If we don’t open our first Envelop (A), then we must be indifferent, Regardless of distribution. If we do open, then long answer. Suppose you see $20.

If we have no idea how X is generated, we can safely assume it has an upper limit and a lower limit of 2. Still it’s insufficient information to make a decision. Switching might be better or worse or flat.

If the number generator is known to be uniform [2,1000] switch is profitable(?). If we saw $2000 (2 times the max X) we don’t switch. Any other amount we see in EnvelopeA, we switch (?). So most players would open first envelope and switch!

When we see $20 and still feel indifferent, we implicitly assume X distribution follows P(X=10) == 2*P(X=20). Not a uniform distribution but definitely conceivable.

———-

Let’s keep things even simpler. Say we know X has some unknown distribution but only 3 eligible values [2,4,8] and we see $4 in A. Why would some players feel indifferent after seeing $4? If an insider reveals the X-generation is heavily biased towards low amounts, then we obviously know B is highly likely to be $2 not $8 so don’t switch.

Extreme case — P(X=8) is near zero.

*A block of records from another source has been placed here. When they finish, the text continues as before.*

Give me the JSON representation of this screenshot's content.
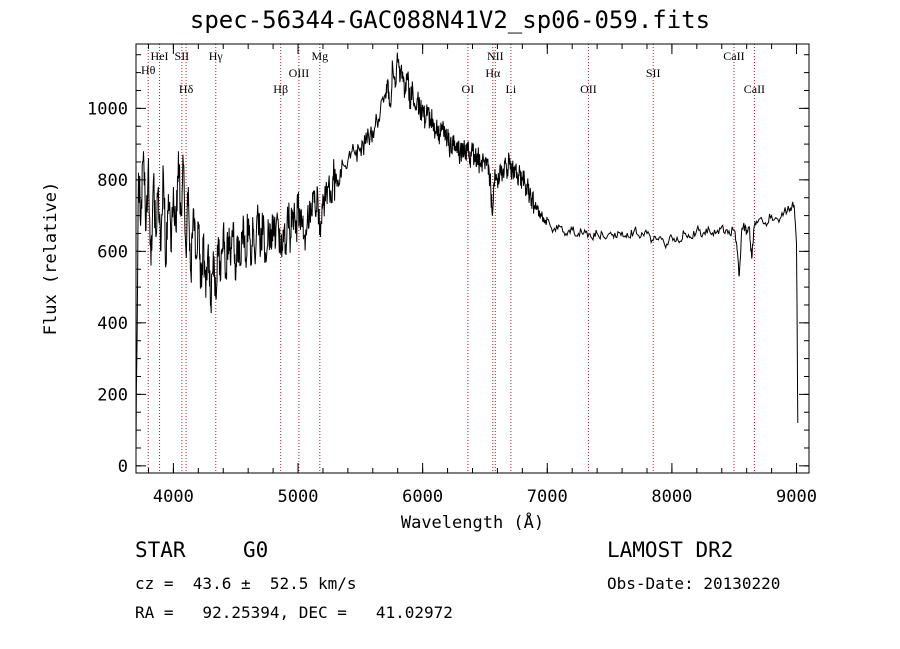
{
  "chart_data": {
    "type": "line",
    "title": "spec-56344-GAC088N41V2_sp06-059.fits",
    "xlabel": "Wavelength (Å)",
    "ylabel": "Flux (relative)",
    "xlim": [
      3700,
      9100
    ],
    "ylim": [
      -20,
      1180
    ],
    "x_ticks": [
      4000,
      5000,
      6000,
      7000,
      8000,
      9000
    ],
    "y_ticks": [
      0,
      200,
      400,
      600,
      800,
      1000
    ],
    "grid": false,
    "series": [
      {
        "points": [
          [
            3700,
            40
          ],
          [
            3720,
            820
          ],
          [
            3740,
            700
          ],
          [
            3760,
            880
          ],
          [
            3780,
            660
          ],
          [
            3800,
            860
          ],
          [
            3820,
            560
          ],
          [
            3840,
            800
          ],
          [
            3860,
            640
          ],
          [
            3880,
            780
          ],
          [
            3900,
            600
          ],
          [
            3920,
            820
          ],
          [
            3940,
            560
          ],
          [
            3960,
            760
          ],
          [
            3980,
            600
          ],
          [
            4000,
            780
          ],
          [
            4020,
            660
          ],
          [
            4040,
            880
          ],
          [
            4060,
            700
          ],
          [
            4080,
            840
          ],
          [
            4100,
            600
          ],
          [
            4120,
            780
          ],
          [
            4140,
            540
          ],
          [
            4160,
            720
          ],
          [
            4180,
            580
          ],
          [
            4200,
            680
          ],
          [
            4220,
            500
          ],
          [
            4240,
            640
          ],
          [
            4260,
            470
          ],
          [
            4280,
            620
          ],
          [
            4300,
            450
          ],
          [
            4320,
            600
          ],
          [
            4340,
            470
          ],
          [
            4360,
            640
          ],
          [
            4380,
            520
          ],
          [
            4400,
            660
          ],
          [
            4420,
            540
          ],
          [
            4440,
            640
          ],
          [
            4460,
            560
          ],
          [
            4480,
            680
          ],
          [
            4500,
            520
          ],
          [
            4520,
            640
          ],
          [
            4540,
            560
          ],
          [
            4560,
            700
          ],
          [
            4580,
            580
          ],
          [
            4600,
            680
          ],
          [
            4620,
            560
          ],
          [
            4640,
            660
          ],
          [
            4660,
            590
          ],
          [
            4680,
            700
          ],
          [
            4700,
            600
          ],
          [
            4720,
            680
          ],
          [
            4740,
            590
          ],
          [
            4760,
            690
          ],
          [
            4780,
            610
          ],
          [
            4800,
            700
          ],
          [
            4820,
            620
          ],
          [
            4840,
            690
          ],
          [
            4860,
            600
          ],
          [
            4880,
            660
          ],
          [
            4900,
            620
          ],
          [
            4920,
            700
          ],
          [
            4940,
            640
          ],
          [
            4960,
            710
          ],
          [
            4980,
            650
          ],
          [
            5000,
            720
          ],
          [
            5020,
            660
          ],
          [
            5040,
            700
          ],
          [
            5060,
            640
          ],
          [
            5080,
            730
          ],
          [
            5100,
            680
          ],
          [
            5120,
            760
          ],
          [
            5140,
            700
          ],
          [
            5160,
            740
          ],
          [
            5180,
            640
          ],
          [
            5200,
            760
          ],
          [
            5220,
            740
          ],
          [
            5240,
            780
          ],
          [
            5260,
            760
          ],
          [
            5280,
            810
          ],
          [
            5300,
            790
          ],
          [
            5340,
            830
          ],
          [
            5380,
            840
          ],
          [
            5420,
            860
          ],
          [
            5460,
            870
          ],
          [
            5500,
            890
          ],
          [
            5540,
            900
          ],
          [
            5580,
            930
          ],
          [
            5620,
            950
          ],
          [
            5660,
            990
          ],
          [
            5700,
            1040
          ],
          [
            5720,
            1080
          ],
          [
            5740,
            1010
          ],
          [
            5760,
            1120
          ],
          [
            5780,
            1060
          ],
          [
            5800,
            1140
          ],
          [
            5820,
            1080
          ],
          [
            5840,
            1100
          ],
          [
            5860,
            1040
          ],
          [
            5880,
            1080
          ],
          [
            5900,
            1020
          ],
          [
            5920,
            1060
          ],
          [
            5940,
            1000
          ],
          [
            5960,
            1030
          ],
          [
            5980,
            980
          ],
          [
            6000,
            1010
          ],
          [
            6020,
            960
          ],
          [
            6040,
            990
          ],
          [
            6060,
            950
          ],
          [
            6080,
            970
          ],
          [
            6100,
            930
          ],
          [
            6120,
            950
          ],
          [
            6140,
            920
          ],
          [
            6160,
            940
          ],
          [
            6180,
            910
          ],
          [
            6200,
            920
          ],
          [
            6220,
            890
          ],
          [
            6240,
            910
          ],
          [
            6260,
            880
          ],
          [
            6280,
            900
          ],
          [
            6300,
            870
          ],
          [
            6320,
            890
          ],
          [
            6340,
            870
          ],
          [
            6360,
            880
          ],
          [
            6380,
            860
          ],
          [
            6400,
            880
          ],
          [
            6420,
            850
          ],
          [
            6440,
            870
          ],
          [
            6460,
            840
          ],
          [
            6480,
            860
          ],
          [
            6500,
            830
          ],
          [
            6520,
            850
          ],
          [
            6540,
            810
          ],
          [
            6560,
            700
          ],
          [
            6580,
            830
          ],
          [
            6600,
            800
          ],
          [
            6620,
            840
          ],
          [
            6640,
            810
          ],
          [
            6660,
            850
          ],
          [
            6680,
            830
          ],
          [
            6700,
            860
          ],
          [
            6720,
            820
          ],
          [
            6740,
            840
          ],
          [
            6760,
            810
          ],
          [
            6780,
            820
          ],
          [
            6800,
            800
          ],
          [
            6820,
            790
          ],
          [
            6840,
            780
          ],
          [
            6860,
            760
          ],
          [
            6880,
            750
          ],
          [
            6900,
            730
          ],
          [
            6920,
            720
          ],
          [
            6940,
            700
          ],
          [
            6960,
            700
          ],
          [
            6980,
            680
          ],
          [
            7000,
            690
          ],
          [
            7050,
            660
          ],
          [
            7100,
            670
          ],
          [
            7150,
            650
          ],
          [
            7200,
            660
          ],
          [
            7250,
            650
          ],
          [
            7300,
            660
          ],
          [
            7350,
            640
          ],
          [
            7400,
            650
          ],
          [
            7450,
            640
          ],
          [
            7500,
            650
          ],
          [
            7550,
            640
          ],
          [
            7600,
            655
          ],
          [
            7650,
            640
          ],
          [
            7700,
            660
          ],
          [
            7750,
            640
          ],
          [
            7800,
            650
          ],
          [
            7850,
            630
          ],
          [
            7900,
            640
          ],
          [
            7950,
            610
          ],
          [
            8000,
            640
          ],
          [
            8050,
            630
          ],
          [
            8100,
            650
          ],
          [
            8150,
            640
          ],
          [
            8200,
            660
          ],
          [
            8250,
            650
          ],
          [
            8300,
            660
          ],
          [
            8350,
            650
          ],
          [
            8400,
            670
          ],
          [
            8450,
            650
          ],
          [
            8500,
            660
          ],
          [
            8520,
            620
          ],
          [
            8540,
            530
          ],
          [
            8560,
            660
          ],
          [
            8580,
            670
          ],
          [
            8600,
            650
          ],
          [
            8620,
            670
          ],
          [
            8640,
            580
          ],
          [
            8660,
            670
          ],
          [
            8700,
            690
          ],
          [
            8750,
            680
          ],
          [
            8800,
            700
          ],
          [
            8850,
            690
          ],
          [
            8900,
            710
          ],
          [
            8950,
            720
          ],
          [
            8980,
            730
          ],
          [
            9000,
            620
          ],
          [
            9010,
            120
          ]
        ]
      }
    ],
    "lines": [
      {
        "label": "Hθ",
        "x": 3798
      },
      {
        "label": "HeI",
        "x": 3889
      },
      {
        "label": "Hδ",
        "x": 4102
      },
      {
        "label": "SII",
        "x": 4068
      },
      {
        "label": "Hγ",
        "x": 4340
      },
      {
        "label": "Hβ",
        "x": 4861
      },
      {
        "label": "OIII",
        "x": 5007
      },
      {
        "label": "Mg",
        "x": 5175
      },
      {
        "label": "OI",
        "x": 6363
      },
      {
        "label": "NII",
        "x": 6583
      },
      {
        "label": "Hα",
        "x": 6563
      },
      {
        "label": "Li",
        "x": 6708
      },
      {
        "label": "OII",
        "x": 7330
      },
      {
        "label": "SII",
        "x": 7850
      },
      {
        "label": "CaII",
        "x": 8498
      },
      {
        "label": "CaII",
        "x": 8662
      }
    ]
  },
  "info": {
    "class_label": "STAR",
    "subclass": "G0",
    "survey": "LAMOST DR2",
    "redshift_text": "cz =  43.6 ±  52.5 km/s",
    "obs_date": "Obs-Date: 20130220",
    "coords_text": "RA =   92.25394, DEC =   41.02972"
  },
  "colors": {
    "spectrum": "#000000",
    "line_markers": "#b22222",
    "axes": "#000000"
  }
}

P(X=2) is 10 times higher than P(4), so most players would see 2 or 4 when they open EnvelopeA, and very few see a $4 as the “small brother of $8”. After you see enough patterns, you realize A=4 is most likely to be the bigger brother of a $2.

Therefore the player indifference is based on no rational thoughts. Indifference is unwise (i.e. ignoring key signals) when we see a lot of pattern about the X-generation. You can probably apply conditional probability treating the pattern as prior knowledge.